If the service can prove itself in Atlanta, and get some funding, Shields hopes to take the concept to other markets. He knows the hardest part is going to be getting the rate sheets from a wide number of services, but he says he has some kind of secret sauce for making direct contact with them. The limited number of providers that he will feature may also be a problem for consumers who are used to more comprehensive listings.

This Post Has 2 Comments

  1. This came in from “Steven”:

    Clever and useful. Still — sounds more like a feature than a site (let alone a business).

    You can add every IYP to their list of competitors. Not to mention Atlanta’s their home market — and they could probably replicate this in an afternoon.

  2. I agree with Peter’s point that consumers shouldn’t choose service providers based on price alone. However, price does matter to most consumers. In our opinion, there is far too little transparency into the rates & rate structures of services. For example, try searching online for the rates of Lasik surgeons, locksmiths or movers in your area. You’ll likely find very little detailed pricing information. You won’t find any other site comparing the prices of service providers like these.

    Steven makes a good point about the number of competitors in this space. There are numerous sites that allow users to compare service providers based on consumer reviews. But unlike Kudzu, Yelp,, and other sites offering subjective comparisons, LocalPrice compares providers based on a wide range of objective criteria tailored to each service category. This enables consumers to weigh price against the attributes of the service that matter most, e.g. someone shopping for pest control service may be willing to pay a premium for providers that that cover a wide range of pests, offer Saturday service and have fully insured employees providing the service. This is unique to LocalPrice.
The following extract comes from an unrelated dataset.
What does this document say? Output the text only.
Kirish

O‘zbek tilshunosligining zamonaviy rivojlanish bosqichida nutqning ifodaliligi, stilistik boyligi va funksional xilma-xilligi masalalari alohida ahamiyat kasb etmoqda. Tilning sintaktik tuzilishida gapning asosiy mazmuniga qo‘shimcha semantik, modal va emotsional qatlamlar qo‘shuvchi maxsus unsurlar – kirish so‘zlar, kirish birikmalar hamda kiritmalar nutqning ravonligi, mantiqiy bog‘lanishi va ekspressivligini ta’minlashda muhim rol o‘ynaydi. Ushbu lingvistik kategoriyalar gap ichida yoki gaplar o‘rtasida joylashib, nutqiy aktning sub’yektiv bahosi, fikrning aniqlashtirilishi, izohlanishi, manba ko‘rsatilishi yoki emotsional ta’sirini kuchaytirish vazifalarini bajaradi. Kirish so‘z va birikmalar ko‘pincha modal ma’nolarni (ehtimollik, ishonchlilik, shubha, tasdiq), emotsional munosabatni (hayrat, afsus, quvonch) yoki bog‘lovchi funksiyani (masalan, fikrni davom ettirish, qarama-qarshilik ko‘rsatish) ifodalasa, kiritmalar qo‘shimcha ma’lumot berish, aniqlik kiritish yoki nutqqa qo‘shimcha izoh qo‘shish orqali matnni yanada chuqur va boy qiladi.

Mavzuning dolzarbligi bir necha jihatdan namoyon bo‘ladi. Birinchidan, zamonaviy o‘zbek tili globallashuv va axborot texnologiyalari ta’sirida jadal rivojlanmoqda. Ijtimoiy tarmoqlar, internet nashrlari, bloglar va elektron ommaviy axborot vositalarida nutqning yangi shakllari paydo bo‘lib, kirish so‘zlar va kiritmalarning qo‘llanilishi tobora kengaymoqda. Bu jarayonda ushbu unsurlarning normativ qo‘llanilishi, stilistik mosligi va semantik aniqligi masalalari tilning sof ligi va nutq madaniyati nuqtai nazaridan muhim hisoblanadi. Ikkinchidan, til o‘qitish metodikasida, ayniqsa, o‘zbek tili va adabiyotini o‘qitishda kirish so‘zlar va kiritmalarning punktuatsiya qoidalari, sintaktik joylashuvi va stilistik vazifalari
    The question of whether this a ‘feature’ or a ‘business’ is probably only meaningful to a handful of product managers in the industry. What really matters is whether consumers find the information useful.

    To Steven’s point about competitors copying our model, sure, this is possible over some period of time – probably longer than a day. Even so, would they? How will their advertisers with great reviews but high prices react? How happy are such advertisers going to be to choose between a) not listing their prices and loosing business to those that do and b) listing their prices and loosing business?

    Lastly, Thanks for covering LocalPrice. Peter. Exposure you give to startups like us help spread ideas and furthers innovation in the industry.